On Greg Mankiw
I was Greg Mankiw’s very first dissertation advisee. Soon after he became an assistant professor at Harvard in 1985, he hired me as a research assistant. (In particular, I was an RA for his Brookings Paper “The Term Structure of Interest Rates Revisited.” I also helped a bit with “Assessing Dynamic Efficiency: Theory and Evidence,” with Andrew Abel, Lawrence Summers, and Richard Zeckhauser, and “The Optimal Collection of Seignorage.”) Greg was arriving at Harvard just as I had decided to become a macroeconomist. Then I received my PhD in 1987 and went off to the University of Michigan. So Greg’s period of maximum impact on me was during a two-year period. But that impact has been strong and lasting.

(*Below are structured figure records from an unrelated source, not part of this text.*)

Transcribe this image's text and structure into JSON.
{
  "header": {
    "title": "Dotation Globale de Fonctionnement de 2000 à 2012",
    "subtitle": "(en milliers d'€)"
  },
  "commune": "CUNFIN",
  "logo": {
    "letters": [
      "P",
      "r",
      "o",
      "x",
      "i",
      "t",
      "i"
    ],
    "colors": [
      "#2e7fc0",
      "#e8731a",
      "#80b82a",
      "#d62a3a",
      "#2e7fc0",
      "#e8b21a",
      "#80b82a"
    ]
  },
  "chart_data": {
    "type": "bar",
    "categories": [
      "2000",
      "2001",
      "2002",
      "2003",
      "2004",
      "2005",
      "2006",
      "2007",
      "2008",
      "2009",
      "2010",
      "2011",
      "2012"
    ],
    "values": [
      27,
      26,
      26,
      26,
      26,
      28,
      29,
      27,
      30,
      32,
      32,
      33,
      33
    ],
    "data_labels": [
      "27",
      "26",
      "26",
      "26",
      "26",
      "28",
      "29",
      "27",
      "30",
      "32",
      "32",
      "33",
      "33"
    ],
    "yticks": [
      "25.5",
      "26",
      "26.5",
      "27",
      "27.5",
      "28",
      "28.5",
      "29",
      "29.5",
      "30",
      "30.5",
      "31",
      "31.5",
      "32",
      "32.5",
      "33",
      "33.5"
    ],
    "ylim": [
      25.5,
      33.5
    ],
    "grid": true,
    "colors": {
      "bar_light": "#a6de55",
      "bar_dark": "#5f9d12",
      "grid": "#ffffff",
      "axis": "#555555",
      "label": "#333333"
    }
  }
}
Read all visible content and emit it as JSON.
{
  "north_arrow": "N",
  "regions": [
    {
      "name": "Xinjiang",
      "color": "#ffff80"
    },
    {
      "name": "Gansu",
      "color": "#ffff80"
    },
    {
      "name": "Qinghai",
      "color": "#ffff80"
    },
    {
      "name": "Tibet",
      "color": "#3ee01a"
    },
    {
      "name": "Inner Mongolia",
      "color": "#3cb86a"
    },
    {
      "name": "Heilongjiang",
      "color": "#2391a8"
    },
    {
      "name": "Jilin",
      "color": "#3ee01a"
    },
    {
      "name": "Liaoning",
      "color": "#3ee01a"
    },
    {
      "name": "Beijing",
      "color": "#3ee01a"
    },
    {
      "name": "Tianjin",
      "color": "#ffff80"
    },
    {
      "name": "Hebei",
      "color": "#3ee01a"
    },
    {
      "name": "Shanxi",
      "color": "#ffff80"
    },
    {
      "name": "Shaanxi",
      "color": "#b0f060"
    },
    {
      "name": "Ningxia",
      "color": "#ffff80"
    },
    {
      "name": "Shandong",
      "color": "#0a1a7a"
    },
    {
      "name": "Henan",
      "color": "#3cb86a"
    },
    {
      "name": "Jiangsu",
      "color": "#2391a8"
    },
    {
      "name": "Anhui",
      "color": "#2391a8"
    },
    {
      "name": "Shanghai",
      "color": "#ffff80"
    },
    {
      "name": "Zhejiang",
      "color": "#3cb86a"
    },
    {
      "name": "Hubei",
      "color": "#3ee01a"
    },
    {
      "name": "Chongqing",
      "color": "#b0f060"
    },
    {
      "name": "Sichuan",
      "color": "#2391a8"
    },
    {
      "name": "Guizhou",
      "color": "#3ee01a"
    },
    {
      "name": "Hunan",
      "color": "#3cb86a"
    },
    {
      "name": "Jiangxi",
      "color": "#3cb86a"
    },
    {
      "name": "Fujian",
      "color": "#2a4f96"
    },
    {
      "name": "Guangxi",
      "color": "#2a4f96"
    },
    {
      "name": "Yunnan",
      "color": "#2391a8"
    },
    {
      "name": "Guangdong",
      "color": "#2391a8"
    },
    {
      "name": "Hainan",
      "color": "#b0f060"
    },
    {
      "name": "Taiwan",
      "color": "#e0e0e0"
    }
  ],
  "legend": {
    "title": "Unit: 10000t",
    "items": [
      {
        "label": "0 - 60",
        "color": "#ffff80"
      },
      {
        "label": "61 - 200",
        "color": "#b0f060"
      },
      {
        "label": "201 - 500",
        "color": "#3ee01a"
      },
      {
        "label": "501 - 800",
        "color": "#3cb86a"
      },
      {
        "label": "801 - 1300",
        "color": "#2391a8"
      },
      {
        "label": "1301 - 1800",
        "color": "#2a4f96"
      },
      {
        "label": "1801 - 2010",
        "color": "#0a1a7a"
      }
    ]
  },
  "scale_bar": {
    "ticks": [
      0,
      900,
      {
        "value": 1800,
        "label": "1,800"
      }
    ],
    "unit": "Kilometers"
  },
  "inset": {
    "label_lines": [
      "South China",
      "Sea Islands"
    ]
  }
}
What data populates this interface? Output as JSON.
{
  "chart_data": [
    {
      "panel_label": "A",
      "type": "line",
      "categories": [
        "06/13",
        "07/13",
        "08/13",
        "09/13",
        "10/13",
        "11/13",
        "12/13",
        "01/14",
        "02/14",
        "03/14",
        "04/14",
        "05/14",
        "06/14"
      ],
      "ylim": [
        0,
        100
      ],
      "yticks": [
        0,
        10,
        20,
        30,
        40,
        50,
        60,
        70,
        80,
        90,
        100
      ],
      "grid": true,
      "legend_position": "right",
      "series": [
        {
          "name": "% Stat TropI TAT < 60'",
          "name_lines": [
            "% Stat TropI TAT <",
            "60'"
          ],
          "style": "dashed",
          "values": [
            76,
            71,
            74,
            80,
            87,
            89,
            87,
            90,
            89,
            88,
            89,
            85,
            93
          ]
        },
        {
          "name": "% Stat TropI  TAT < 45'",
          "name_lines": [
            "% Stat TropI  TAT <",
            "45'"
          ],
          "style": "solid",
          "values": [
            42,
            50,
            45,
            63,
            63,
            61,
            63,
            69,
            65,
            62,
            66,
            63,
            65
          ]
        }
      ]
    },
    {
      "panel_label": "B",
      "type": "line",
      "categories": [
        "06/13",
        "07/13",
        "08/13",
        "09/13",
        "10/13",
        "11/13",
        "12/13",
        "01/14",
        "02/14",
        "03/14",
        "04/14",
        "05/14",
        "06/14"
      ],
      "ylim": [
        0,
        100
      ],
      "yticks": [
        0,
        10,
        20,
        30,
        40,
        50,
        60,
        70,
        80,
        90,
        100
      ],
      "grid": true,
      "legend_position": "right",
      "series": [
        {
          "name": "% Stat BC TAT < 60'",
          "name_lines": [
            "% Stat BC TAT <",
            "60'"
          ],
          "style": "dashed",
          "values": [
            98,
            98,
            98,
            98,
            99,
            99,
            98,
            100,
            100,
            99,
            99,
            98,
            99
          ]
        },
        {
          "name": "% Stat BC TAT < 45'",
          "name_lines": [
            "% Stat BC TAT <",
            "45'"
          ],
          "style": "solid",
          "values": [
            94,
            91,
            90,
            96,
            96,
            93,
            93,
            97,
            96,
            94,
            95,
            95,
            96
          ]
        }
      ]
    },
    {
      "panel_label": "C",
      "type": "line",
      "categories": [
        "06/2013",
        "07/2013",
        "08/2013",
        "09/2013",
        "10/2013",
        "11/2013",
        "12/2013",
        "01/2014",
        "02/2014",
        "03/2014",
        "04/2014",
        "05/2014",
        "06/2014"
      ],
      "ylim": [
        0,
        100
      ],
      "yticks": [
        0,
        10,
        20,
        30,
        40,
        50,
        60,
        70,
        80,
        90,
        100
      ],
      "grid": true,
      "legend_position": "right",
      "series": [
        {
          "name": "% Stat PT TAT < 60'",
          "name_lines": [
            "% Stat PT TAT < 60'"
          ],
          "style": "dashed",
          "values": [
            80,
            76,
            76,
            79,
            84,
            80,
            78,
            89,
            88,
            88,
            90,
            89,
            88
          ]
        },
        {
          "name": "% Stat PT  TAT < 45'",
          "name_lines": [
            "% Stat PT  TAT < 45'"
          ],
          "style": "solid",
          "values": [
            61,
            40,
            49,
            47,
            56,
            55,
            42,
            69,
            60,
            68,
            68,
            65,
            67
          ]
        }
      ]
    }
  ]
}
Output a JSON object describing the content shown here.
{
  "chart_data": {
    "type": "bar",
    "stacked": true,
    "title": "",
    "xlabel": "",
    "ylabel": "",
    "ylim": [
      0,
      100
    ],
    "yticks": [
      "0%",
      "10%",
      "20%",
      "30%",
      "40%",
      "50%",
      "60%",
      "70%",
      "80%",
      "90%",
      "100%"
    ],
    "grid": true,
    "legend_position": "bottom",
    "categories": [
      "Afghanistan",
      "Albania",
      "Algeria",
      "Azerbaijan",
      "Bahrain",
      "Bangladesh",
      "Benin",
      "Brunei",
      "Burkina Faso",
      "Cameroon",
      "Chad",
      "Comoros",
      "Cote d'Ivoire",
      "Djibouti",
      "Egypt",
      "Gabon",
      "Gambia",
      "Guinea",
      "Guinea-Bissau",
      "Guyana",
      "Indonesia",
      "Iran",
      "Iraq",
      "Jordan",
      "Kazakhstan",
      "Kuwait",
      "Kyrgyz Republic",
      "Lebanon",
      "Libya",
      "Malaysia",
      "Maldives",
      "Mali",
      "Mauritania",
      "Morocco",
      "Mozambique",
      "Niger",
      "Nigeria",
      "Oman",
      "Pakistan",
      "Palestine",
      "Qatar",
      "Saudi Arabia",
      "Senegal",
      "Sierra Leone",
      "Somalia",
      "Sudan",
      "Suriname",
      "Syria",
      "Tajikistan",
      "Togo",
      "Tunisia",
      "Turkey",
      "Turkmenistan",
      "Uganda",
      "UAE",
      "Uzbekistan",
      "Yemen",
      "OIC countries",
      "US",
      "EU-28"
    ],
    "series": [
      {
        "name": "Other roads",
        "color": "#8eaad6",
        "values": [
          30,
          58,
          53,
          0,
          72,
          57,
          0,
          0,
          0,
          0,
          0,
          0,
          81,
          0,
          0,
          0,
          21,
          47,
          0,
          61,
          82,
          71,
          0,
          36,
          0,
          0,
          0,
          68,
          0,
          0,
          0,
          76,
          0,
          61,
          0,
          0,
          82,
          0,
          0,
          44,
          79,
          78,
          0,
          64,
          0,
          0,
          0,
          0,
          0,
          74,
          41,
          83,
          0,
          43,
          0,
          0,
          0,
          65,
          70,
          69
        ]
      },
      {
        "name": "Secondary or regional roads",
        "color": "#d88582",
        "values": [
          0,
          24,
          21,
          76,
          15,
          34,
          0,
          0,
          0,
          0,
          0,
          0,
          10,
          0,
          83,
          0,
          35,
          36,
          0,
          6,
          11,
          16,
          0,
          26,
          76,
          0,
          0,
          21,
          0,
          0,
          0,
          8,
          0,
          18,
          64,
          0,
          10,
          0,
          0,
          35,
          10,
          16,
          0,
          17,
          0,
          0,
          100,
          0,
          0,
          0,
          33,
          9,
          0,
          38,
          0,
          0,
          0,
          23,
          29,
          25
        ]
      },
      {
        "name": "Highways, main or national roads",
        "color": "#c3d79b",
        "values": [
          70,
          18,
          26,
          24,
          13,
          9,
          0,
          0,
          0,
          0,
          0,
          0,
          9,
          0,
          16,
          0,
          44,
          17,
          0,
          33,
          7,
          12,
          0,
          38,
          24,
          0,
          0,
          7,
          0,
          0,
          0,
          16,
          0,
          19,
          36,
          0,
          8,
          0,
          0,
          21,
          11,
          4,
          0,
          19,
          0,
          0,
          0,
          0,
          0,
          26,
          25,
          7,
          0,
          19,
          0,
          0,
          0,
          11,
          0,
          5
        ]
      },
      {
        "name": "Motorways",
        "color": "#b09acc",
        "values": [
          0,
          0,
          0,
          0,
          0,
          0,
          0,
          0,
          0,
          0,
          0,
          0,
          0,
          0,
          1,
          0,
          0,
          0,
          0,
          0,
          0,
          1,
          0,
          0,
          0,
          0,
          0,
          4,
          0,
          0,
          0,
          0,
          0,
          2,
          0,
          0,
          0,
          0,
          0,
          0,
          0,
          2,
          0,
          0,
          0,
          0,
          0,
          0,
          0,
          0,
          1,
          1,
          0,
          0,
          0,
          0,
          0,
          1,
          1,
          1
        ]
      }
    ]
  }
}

One of the most important impacts of being a student of Greg’s is one that was reinforced by his example and well as what he said: understanding the importance not only of scientific discovery in economics but also of getting economic principles across to a wide audience. Greg has done that with his blockbuster textbooks, his blog, and his New York Times columns. Also, a great deal of his time in government service has been spent in getting economic principles across to government officials in one-on-one tutorials. Greg persuading me of the importance of public engagement had a lot to do with my interest in being a blogger. (Greg’s long-lasting influence was also behind my encouraging my student Noah Smith in becoming a full-time economic journalist.)
As a dissertation adviser, Greg was relatively laissez-faire. He was always calm, encouraging and helpful. My interest in precautionary saving was stimulated by his paper “Ricardian Consumers with Keynesian Propensities,” with Bob Barsky and Stephen Zeldes. Coauthoring “Precautionary Saving and the Timing of Taxes” with Greg helped me see what good writing in economics looked like. (I am Greg’s coauthor on one other paper: “Optimal Advice for Monetary Policy” with Greg, Susanto Basu and David Weil.) As I worked away on precautionary saving, Greg astutely saw the connection between my efforts to get a precautionary saving motive decreasing in wealth (and a higher marginal propensity to consume) with “Proper Risk Aversion” by John Pratt and Richard Zeckhauser, which not only helped me greatly with my research on the theory of precautionary saving but expanded my interests to the economics of risk much more broadly.
Greg’s influence on me continued after I graduated and left Harvard. For example, Greg’s paper “Government Purchases and Real Interest Rates” had a big effect on what I teach in my PhD field course on business cycle theory. (You can see where that went in my already lengthy, but unfinished graduate textbook on business cycle theory. See also my course website on graduate business cycle theory.)
Greg’s politics have been of continuing interest to me. It is quite a kick to see one’s adviser regularly showing up in the newspaper, in the news pages as well as the op-ed pages. In the political arena, people lean toward being ungrateful about the political competition that keeps our system healthy—half-wishing for their party to be the only party in a one-party system—but it is of the utmost importance for us to have two healthy political parties with top-notch economists on both sides of the political spectrum. As long as the Republican party remained reasonably healthy, Greg was one of those top-notch economists on the Republican side. Then, in a blog post on October 28, 2019, Greg announced “I am no longer a Republican.” That, too, was valuable for our political system.
Greg was generous in advertising my new blog back in 2012. I have enjoyed talking to him at conferences and when I have given seminars at Harvard or when he came to Michigan. (Greg hasn’t yet visited the University of Colorado Boulder since I moved there in 2016.)
Let me end with one factoid. At the University of Michigan, we posed to ourselves the question “Who has coauthored the most papers with University of Michigan economics faculty?” The answer: Greg Mankiw. Greg is prolific and a great coauthor. Greg cares deeply about economic issues and loves economics—a love that is infectious.